Je n’ai pas grand-chose à dire sur ces personnages, ils sont assez ressemblants par rapport au jeu vidéo, mais leur personnalité est bien sûr un peu plus travaillée. J’ai déjà mes préférés, même si ce n’est que le premier tome. Mais les épreuves que la bande traverse permettent d’avoir immédiatement un bon aperçu des forces et des tensions du groupe. C’est très bien fait.

Niveau scénario, je me rappelais très bien le début du jeu vidéo, mais j’ai pris beaucoup de plaisir à redécouvrir cette histoire, si originale, si intense et si complexe. En revanche, je ne me rappelle plus de la fin du jeu (ça commence à dater), ce qui est parfait, ça me laisse tout le loisir d’apprécier le roman…
La construction du livre est parfaite, même si j’ai regretté quelques longueurs, ici et là, entre deux combats épiques.
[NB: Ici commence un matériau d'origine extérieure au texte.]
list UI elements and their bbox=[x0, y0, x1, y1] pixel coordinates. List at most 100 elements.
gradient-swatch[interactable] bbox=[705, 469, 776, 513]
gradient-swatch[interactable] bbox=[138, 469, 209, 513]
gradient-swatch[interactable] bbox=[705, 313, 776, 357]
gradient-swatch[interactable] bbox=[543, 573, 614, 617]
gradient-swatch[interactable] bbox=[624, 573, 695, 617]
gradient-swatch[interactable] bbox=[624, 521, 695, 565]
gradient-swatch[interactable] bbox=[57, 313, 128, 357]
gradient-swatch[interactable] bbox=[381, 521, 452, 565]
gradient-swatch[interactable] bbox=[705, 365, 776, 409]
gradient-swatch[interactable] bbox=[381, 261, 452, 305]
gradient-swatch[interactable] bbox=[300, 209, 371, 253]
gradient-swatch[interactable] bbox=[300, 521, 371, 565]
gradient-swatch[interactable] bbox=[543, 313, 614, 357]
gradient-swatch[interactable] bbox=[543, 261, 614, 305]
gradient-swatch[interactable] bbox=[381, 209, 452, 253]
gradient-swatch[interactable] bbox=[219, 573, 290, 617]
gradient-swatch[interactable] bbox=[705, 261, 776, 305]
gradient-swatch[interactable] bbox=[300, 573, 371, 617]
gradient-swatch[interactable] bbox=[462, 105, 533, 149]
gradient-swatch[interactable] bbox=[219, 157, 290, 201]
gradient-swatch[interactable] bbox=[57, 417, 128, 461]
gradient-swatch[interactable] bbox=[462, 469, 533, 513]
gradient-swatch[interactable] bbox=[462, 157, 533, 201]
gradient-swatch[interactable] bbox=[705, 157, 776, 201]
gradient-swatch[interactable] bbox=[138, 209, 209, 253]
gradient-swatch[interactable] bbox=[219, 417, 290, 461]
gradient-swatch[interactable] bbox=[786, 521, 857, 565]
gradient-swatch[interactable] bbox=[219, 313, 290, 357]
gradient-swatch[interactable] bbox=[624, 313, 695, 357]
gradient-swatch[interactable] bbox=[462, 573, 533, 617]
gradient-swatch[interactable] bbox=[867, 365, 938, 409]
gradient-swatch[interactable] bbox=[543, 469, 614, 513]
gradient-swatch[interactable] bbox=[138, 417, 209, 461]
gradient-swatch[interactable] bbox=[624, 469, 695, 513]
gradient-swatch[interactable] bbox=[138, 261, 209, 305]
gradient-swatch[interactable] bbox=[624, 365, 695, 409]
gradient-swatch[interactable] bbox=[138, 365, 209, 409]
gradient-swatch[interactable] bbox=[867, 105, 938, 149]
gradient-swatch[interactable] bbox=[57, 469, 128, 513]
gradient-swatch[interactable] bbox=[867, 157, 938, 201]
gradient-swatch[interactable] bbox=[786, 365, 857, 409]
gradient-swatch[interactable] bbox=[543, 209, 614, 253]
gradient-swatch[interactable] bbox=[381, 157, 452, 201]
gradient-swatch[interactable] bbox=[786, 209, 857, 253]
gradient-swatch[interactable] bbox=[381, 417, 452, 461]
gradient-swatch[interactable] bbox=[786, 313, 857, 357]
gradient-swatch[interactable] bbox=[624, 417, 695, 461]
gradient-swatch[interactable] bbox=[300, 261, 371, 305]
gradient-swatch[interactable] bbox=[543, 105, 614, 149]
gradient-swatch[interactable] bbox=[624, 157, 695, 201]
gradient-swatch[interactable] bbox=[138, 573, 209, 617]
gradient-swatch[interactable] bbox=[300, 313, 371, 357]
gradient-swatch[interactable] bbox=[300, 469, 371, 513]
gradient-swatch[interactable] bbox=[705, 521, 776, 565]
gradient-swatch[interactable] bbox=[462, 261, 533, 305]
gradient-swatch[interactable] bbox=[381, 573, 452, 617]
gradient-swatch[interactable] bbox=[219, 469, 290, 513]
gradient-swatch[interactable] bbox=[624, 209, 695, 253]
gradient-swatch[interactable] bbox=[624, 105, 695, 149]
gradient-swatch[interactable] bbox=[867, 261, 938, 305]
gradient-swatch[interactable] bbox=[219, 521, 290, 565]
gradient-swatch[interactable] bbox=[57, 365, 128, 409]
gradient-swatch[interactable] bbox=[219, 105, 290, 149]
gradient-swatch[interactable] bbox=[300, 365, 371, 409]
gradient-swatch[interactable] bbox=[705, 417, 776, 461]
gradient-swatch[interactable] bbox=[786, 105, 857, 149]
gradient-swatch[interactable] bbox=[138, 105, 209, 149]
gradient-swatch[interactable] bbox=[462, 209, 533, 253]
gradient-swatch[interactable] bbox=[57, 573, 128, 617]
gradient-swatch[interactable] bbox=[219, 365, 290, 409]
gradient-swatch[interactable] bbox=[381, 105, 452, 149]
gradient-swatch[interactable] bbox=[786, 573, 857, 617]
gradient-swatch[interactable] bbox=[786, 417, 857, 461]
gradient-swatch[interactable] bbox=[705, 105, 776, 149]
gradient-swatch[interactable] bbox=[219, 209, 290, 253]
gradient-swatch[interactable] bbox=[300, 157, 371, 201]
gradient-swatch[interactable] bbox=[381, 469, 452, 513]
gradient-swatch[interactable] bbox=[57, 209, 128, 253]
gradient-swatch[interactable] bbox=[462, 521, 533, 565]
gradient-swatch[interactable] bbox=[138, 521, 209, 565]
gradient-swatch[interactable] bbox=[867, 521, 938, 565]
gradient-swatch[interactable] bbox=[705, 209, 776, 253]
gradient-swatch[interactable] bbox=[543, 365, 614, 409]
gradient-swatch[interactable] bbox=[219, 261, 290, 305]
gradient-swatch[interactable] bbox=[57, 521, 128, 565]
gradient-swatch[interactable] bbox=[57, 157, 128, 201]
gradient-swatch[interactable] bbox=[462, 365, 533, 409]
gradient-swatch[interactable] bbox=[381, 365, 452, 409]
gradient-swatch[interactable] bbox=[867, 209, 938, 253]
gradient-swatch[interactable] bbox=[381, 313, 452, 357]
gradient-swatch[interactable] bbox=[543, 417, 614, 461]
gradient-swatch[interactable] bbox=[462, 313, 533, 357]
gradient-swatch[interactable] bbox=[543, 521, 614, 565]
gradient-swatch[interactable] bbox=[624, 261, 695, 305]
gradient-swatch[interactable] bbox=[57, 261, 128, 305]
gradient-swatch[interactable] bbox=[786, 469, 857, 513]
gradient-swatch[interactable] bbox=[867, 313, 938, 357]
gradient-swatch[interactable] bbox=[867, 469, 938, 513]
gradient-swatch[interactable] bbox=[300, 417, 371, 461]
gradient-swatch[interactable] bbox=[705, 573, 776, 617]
Et alors la scène avec Angel, au Temple… c’était magique.
Il y a pas mal de suspense, j’étais accrochée aux moindres faits et gestes de Serph, impressionnée par sa présence d’esprit et son tempérament, sans parler des autres personnages qu’il atteint… Franchement, c’est excellent. Malgré tout, on n’avance pas énormément dans la trame principale, il y a quand même 5 tomes donc ça paraît logique. Mais ce premier opus est surtout là pour présenter l’univers, les personnages principaux et les premiers affrontements.
La deuxième partie du roman est plus rythmée, et elle conduit à une fin qui est absolument géniale. Parfaite !



— Les personnages, et plus particulièrement Serph.

— La traduction, de qualité.

— L’ambiance, l’univers.

— Très bonne fin.


J’ai adoré ce premier tome. J’en redemande. La saga est publiée par une courageuse petite maison d’édition, aussi je vais prendre mon mal en patience. Mais quel travail !
La traduction est très soignée, l’histoire excellente, les personnages très intrigants. Et en plus, fait important, il n’est pas nécessaire d’avoir joué au jeu, ni même de le connaître, pour apprécier ce livre. J’irais même jusqu’à dire que le jeu est bien moins renseigné que le roman…

J’ai vraiment hâte de lire le second tome, qui devrait sortir prochainement, je croise les doigts. En attendant, je conseille pour tous ceux qui aiment les récits de Science-fiction atypiques et les personnages charismatiques.